Key design choices included:
Minimal, purposeful colour: Inspired by more identifiable health apps, we used blocks of colour sparingly to highlight key actions and reinforce brand identity, keeping the interface clean and focussed.
Playful visual style: Friendly illustrations, rounded type, and warm language invite users in. The app should be fun to use and be empowering.
Information hierarchy: Essential data like lens strength and remaining wear time are front and centre in the main sections. Subsections are grouped and labelled for ease of use.
Icon-first navigation: To make interactions fast and accessible, we paired key actions with familiar, intuitive icons that can are immediately recognisable and help navigation, especially important in a vision-related product.

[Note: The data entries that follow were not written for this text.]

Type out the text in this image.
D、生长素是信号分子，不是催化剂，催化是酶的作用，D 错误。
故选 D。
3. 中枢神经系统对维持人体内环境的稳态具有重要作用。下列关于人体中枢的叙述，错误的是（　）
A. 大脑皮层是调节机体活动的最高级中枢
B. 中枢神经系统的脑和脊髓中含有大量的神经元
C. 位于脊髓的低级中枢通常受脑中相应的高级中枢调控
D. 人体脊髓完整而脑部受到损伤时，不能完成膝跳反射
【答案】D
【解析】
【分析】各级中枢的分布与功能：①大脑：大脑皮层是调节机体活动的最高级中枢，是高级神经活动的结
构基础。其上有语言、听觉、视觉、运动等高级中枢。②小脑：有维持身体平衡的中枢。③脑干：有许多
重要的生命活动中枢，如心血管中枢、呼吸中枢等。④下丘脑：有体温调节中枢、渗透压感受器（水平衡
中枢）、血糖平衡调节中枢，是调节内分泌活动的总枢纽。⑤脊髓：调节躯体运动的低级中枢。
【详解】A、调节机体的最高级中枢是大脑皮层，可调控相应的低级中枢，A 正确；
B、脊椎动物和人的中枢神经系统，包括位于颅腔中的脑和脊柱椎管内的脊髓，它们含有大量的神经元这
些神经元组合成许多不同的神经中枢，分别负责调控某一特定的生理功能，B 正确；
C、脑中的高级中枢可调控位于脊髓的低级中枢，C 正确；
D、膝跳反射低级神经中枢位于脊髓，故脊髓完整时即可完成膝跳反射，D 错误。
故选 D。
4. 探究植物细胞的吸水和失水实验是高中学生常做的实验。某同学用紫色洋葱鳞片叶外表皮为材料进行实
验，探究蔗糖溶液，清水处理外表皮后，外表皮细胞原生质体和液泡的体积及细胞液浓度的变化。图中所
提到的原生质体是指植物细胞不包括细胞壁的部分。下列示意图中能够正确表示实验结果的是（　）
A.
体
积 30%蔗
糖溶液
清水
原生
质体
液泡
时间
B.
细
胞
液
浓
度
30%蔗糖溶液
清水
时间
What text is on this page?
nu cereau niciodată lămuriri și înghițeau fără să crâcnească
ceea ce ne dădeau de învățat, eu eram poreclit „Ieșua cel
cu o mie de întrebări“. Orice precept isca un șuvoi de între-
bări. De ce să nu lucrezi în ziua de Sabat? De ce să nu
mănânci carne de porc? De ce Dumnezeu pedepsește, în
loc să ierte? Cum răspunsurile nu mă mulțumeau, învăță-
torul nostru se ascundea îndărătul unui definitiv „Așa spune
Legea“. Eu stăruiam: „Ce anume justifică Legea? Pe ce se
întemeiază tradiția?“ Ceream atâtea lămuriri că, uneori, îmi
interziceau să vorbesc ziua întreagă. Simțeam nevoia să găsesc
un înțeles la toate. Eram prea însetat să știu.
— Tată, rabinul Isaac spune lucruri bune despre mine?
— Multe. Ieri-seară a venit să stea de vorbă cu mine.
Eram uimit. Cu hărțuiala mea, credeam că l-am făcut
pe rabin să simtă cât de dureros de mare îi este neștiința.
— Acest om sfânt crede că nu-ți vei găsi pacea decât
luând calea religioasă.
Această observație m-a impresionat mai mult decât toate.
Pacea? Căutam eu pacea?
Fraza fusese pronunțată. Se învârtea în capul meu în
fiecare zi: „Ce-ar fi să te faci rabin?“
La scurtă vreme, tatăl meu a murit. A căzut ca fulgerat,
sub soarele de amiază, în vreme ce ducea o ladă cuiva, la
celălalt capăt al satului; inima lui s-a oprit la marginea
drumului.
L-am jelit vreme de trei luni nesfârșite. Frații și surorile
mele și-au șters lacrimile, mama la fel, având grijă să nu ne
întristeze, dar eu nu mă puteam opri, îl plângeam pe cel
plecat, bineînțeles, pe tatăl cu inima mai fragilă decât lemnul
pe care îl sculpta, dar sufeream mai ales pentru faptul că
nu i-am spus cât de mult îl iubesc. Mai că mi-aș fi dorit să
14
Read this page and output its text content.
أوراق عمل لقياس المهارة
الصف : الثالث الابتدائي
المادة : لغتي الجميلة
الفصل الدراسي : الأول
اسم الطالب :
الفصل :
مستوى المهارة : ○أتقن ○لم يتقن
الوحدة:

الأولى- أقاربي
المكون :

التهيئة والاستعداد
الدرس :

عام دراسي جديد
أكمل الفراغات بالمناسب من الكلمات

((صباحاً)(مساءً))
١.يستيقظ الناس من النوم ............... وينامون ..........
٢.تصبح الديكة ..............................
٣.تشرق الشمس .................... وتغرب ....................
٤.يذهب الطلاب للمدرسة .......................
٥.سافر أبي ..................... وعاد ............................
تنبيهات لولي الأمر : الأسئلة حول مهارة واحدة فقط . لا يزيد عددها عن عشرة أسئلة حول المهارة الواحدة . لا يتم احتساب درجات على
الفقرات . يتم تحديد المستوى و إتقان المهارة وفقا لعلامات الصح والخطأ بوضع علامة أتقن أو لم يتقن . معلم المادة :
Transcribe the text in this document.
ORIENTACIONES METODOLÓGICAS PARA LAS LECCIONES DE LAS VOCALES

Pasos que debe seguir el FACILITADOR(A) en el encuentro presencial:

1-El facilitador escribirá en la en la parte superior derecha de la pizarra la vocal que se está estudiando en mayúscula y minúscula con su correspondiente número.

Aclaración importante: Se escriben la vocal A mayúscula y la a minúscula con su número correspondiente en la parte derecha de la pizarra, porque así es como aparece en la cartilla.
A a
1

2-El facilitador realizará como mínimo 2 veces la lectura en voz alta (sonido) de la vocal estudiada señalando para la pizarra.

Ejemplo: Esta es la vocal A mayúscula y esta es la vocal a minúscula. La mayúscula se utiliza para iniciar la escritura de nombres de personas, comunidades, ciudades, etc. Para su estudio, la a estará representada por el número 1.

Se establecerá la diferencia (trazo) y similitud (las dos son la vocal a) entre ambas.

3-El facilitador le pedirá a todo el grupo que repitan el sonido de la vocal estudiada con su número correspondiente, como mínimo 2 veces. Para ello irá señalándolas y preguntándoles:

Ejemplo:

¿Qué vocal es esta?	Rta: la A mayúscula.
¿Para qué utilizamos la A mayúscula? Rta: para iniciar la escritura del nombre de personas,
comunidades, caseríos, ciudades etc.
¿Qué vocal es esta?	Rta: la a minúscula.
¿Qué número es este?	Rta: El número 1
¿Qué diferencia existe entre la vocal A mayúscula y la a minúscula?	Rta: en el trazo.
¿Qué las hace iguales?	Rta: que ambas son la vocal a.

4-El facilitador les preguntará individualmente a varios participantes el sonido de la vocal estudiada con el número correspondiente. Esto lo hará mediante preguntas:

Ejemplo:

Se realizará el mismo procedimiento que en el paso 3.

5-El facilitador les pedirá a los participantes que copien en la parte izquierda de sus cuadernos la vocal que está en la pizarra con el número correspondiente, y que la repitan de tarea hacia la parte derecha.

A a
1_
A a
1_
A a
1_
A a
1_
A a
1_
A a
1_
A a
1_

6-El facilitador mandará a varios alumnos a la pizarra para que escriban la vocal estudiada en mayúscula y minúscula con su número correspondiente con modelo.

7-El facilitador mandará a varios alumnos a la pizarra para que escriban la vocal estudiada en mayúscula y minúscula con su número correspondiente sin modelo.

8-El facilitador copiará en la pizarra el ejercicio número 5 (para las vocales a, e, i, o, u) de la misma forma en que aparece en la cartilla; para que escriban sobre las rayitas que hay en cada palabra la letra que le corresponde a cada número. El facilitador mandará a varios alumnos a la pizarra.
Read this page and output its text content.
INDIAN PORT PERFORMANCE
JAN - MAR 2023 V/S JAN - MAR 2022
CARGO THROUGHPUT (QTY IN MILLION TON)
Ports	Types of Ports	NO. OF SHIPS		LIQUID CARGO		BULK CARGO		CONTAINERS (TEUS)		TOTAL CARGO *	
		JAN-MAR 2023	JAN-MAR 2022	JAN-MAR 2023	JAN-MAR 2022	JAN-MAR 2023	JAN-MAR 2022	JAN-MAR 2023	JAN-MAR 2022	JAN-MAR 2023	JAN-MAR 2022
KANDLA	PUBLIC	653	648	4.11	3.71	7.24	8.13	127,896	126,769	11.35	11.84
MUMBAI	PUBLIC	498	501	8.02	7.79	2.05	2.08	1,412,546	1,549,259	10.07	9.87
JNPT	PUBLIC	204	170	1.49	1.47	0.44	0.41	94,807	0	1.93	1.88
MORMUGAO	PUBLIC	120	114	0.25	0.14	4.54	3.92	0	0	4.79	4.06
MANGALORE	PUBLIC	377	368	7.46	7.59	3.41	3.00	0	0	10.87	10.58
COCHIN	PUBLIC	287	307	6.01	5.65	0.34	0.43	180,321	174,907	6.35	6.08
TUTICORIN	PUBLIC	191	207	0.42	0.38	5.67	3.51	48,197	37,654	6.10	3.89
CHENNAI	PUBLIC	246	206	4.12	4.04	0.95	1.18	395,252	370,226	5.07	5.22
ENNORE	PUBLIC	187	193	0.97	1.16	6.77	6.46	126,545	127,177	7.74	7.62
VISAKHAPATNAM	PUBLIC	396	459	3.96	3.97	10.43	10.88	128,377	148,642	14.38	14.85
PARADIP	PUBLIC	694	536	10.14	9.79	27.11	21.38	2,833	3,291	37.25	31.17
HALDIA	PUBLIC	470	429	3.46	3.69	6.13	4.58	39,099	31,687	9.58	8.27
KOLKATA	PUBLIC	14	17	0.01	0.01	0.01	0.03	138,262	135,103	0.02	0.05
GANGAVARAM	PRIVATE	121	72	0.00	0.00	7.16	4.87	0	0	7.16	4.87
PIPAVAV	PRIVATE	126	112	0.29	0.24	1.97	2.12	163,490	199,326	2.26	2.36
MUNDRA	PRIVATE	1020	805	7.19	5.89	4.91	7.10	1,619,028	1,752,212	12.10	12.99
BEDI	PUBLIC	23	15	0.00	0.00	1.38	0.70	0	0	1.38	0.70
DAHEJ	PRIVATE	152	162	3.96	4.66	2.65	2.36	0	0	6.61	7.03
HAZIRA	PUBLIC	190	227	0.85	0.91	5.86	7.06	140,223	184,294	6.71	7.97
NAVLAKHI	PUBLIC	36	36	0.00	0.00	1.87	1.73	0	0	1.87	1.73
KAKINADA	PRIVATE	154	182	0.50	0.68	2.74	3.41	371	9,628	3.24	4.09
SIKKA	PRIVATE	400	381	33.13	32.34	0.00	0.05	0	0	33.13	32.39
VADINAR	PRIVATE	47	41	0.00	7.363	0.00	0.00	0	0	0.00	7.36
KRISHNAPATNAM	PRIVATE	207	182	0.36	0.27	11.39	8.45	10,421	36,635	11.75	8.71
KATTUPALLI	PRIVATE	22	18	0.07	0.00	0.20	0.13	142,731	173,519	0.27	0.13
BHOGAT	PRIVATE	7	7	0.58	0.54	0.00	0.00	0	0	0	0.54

Our research drew on publicly available insights about what matters most to contact lens wearers, grounding our features in real-world needs.
Brand
VidaLens blends the Spanish word vida (life) with lens, evoking the lease of life that contact lenses can offer. No fogging glasses. No barriers to activities and sport. Just clarity, comfort, and confidence. The brand colours with vibrant pinks and blues, signal vitality and joy, a balance between masculine and feminine style. The logo uses a playful sans-serif typeface with circular forms that echo the lens’ shape.
Impact and Outcomes
Our belief is that HealthTech should feel human. In the real world, this prototype would:
Enable users of any age to manage their vision care effortlessly
Reduce friction between wearers and their lens routines
Support varied user goals
Establish a memorable, emotionally resonant brand experience
Lessen the fear and mystery around contact lenses for beginners
We designed VidaLens Focus not just as an app, but as a vision of what great digital health tools can feel like: warm, clear, and life-enhancing.
(1) Ezinne NE, Bhattarai D, Ekemiri KK, et al. Demographic profiles of contact lens wearers and their association with lens wear characteristics in Trinidad and Tobago: A retrospective study. PLoS One. 2022;17(7):e0264659. Published 2022 Jul 22. doi:10.1371/journal.pone.0264659
Disclaimer: This fictional demo was created for portfolio purposes, based on publicly available information about contact lenses, an existing medical technology, and user behaviours.